O crédito tributário foi inicialmente constituído em R$ 5.891.968, conforme auto de infração citado na sentença. A decisão registra que a empresa Nutri Oeste foi autuada pela supressão desse valor de ICMS em razão da não realização das exportações declaradas.

Empresas de fachada
A sentença também descreve o papel das empresas utilizadas no esquema. A Nutri Oeste, que aparecia formalmente como remetente das mercadorias, não existia fisicamente no endereço cadastrado em Cuiabá, segundo as investigações policiais.

Já a Trading Commodity do Brasil também foi apontada como empresa de fachada. O endereço declarado não era considerado adequado para operações envolvendo cargas de grãos e a empresa teria sido utilizada para receber as notas fiscais da Nutri Oeste nas operações simuladas de exportação.

A Copramil, por sua vez, estava formalmente registrada em nome de Wilson e Lindomar Guerino, mas, conforme a sentença, era administrada de fato por Irineu Devecchi.

A defesa de Wilson sustentou que ele era apenas um “laranja” ou “testa de ferro” e que não tinha poder de decisão nem conhecimento das irregularidades. O próprio réu afirmou, durante o interrogatório, que era vendedor e havia aceitado colocar o nome no contrato social da Copramil em troca de salário e comissões.

O juiz, porém, rejeitou a versão. Segundo a sentença, documentos financeiros mostraram Wilson prestando contas das compras de grãos, pagamentos a fornecedores e transferências financeiras diretamente a Irineu. Ordens de pagamento manuscritas também indicariam que ele executava operações determinadas por Irineu.

Para o magistrado, Wilson não era apenas um sócio formal, mas exercia funções de administração e gestão operacional nas empresas envolvidas. A sentença concluiu que ele participou conscientemente do esquema de sonegação do imposto.

Troca de notas
Na decisão, o juiz também considerou os depoimentos de motoristas. Um deles relatou que transportava cargas de soja e que recebeu instruções para trocar notas fiscais durante o trajeto. Ele contou ainda que chegou a ficar cerca de dez dias retido em um posto fiscal por problemas relacionados ao pagamento do ICMS.

Outro motorista confirmou a prática de substituição dos documentos.
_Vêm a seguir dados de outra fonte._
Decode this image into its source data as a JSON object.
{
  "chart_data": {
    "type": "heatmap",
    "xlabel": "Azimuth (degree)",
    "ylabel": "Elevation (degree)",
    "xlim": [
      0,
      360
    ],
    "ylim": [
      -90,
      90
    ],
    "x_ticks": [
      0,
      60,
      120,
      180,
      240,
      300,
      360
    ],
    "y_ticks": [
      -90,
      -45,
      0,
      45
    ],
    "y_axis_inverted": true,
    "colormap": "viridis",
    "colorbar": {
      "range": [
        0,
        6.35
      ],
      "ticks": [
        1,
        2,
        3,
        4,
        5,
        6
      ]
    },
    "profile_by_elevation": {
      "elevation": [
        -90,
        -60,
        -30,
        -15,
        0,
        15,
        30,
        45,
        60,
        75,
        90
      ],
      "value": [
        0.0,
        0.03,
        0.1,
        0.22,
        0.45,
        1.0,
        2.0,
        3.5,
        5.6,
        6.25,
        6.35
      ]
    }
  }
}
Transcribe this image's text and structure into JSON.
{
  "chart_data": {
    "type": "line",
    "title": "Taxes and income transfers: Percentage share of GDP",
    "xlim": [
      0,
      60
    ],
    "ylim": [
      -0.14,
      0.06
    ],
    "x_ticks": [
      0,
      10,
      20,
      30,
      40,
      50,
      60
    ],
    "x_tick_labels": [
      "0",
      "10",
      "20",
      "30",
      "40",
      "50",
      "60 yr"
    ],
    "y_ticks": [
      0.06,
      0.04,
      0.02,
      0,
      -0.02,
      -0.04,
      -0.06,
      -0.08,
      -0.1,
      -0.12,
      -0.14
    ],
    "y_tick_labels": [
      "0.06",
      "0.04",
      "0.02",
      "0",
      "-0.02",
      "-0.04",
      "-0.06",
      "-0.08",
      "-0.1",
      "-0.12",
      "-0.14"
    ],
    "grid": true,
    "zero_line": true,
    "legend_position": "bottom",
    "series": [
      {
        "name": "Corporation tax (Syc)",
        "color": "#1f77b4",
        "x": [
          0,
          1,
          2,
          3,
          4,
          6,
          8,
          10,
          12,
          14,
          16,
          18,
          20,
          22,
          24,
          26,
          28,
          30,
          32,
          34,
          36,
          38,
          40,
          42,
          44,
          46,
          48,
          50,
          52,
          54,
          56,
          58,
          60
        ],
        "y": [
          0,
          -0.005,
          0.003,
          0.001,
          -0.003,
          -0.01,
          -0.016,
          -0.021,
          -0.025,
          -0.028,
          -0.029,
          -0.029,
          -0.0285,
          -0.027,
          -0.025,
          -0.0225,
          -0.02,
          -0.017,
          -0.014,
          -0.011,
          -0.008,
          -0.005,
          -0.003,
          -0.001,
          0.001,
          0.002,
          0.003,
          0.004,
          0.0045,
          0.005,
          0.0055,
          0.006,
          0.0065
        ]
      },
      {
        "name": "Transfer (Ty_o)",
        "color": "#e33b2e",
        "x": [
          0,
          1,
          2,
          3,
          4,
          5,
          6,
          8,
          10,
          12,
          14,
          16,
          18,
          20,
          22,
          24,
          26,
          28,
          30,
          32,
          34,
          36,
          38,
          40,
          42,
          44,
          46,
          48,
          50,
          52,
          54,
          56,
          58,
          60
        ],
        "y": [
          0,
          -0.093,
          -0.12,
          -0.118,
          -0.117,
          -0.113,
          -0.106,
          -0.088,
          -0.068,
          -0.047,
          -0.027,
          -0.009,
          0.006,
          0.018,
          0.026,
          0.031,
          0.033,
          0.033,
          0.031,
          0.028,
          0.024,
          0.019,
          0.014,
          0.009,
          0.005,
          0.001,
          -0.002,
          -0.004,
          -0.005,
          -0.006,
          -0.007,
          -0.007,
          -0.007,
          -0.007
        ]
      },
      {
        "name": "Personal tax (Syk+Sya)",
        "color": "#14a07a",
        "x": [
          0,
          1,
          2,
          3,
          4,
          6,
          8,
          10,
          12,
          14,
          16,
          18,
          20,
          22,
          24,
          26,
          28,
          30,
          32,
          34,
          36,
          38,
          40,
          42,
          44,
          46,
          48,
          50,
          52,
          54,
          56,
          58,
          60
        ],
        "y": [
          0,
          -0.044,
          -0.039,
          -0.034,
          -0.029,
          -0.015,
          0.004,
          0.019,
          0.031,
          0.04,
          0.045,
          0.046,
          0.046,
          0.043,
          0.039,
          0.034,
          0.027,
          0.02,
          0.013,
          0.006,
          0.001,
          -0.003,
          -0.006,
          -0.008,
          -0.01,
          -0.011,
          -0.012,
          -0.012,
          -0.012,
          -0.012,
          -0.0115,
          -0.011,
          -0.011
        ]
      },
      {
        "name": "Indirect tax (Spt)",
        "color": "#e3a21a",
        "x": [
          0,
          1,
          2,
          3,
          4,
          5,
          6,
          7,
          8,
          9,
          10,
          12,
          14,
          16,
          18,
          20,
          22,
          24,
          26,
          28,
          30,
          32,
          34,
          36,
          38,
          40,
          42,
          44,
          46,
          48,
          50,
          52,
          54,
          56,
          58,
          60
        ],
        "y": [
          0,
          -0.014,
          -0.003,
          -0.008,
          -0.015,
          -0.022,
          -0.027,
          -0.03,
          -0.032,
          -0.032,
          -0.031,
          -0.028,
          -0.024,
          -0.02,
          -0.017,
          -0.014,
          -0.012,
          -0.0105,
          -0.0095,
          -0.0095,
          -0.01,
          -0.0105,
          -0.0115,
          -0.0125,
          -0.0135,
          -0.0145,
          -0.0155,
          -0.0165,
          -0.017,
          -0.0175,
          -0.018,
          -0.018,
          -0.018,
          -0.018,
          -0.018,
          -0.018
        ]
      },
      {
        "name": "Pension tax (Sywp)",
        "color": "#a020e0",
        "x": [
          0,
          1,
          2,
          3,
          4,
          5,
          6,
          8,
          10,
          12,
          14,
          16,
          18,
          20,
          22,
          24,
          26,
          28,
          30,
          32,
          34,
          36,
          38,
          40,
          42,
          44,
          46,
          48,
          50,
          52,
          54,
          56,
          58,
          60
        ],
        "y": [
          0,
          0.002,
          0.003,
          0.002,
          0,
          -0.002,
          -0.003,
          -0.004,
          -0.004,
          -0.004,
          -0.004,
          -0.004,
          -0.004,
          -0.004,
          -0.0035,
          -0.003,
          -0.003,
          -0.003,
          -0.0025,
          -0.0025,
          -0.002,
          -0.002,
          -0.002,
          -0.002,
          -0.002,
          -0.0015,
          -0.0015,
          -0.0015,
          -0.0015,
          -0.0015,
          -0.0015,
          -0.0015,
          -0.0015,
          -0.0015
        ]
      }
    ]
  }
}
Segundo ele, em determinados postos de combustível, deixava a nota original e retirava outra já preparada com a placa do caminhão.
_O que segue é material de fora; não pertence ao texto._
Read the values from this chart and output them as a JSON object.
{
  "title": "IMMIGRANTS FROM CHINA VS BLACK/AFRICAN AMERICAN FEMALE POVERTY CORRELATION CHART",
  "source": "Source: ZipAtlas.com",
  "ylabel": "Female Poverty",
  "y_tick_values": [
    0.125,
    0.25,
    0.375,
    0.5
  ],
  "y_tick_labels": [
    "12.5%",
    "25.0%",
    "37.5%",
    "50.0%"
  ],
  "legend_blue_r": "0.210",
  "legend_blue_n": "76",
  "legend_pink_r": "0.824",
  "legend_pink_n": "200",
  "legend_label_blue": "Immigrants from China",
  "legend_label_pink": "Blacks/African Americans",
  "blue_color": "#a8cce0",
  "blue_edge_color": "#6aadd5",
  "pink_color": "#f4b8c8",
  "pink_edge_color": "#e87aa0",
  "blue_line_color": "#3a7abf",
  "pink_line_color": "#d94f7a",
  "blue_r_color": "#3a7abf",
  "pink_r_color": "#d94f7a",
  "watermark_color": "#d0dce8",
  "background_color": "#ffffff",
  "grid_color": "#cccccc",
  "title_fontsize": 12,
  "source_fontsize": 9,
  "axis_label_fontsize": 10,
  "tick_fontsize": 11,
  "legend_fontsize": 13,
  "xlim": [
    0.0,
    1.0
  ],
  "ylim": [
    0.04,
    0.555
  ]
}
Para o juiz, apesar de os motoristas afirmarem que não conheciam Wilson pessoalmente, os documentos financeiros e registros empresariais foram suficientes para demonstrar a participação dele.

A sentença destaca ainda que a Copramil movimentou mais de R$ 2,3 milhões em grãos no período investigado. Para o magistrado, a complexidade da operação, que envolvia empresa de fachada, liminar obtida com contrato fraudulento e substituição sistemática de notas fiscais, demonstrava a ciência dos integrantes do núcleo central.

Condenação

Ao analisar as provas, o juiz Jean Garcia de Freitas Bezerra considerou comprovadas a materialidade e a autoria do crime previsto no artigo 1º, inciso IV, combinado com o artigo 11 da Lei 8.137/1990, que trata de crimes contra a ordem tributária.

Wilson foi condenado inicialmente a 2 anos e 8 meses de reclusão. Como possui mais de 70 anos, foi aplicada a atenuante da senilidade, reduzindo a pena para 2 anos, 2 meses e 20 dias de reclusão, que se tornou definitiva.

O regime inicial foi fixado como aberto. A pena de prisão foi substituída por duas restritivas de direitos: prestação de serviços à comunidade ou a entidades públicas e prestação pecuniária.

O réu também poderá recorrer em liberdade, já que a pena privativa de liberdade foi substituída e, segundo o juiz, não estavam presentes requisitos para determinar uma nova prisão cautelar.

A sentença ainda condenou Wilson ao pagamento das custas e despesas processuais. O juiz deixou de fixar um valor mínimo para reparação dos danos porque não houve pedido expresso na denúncia nem instrução específica sobre o montante.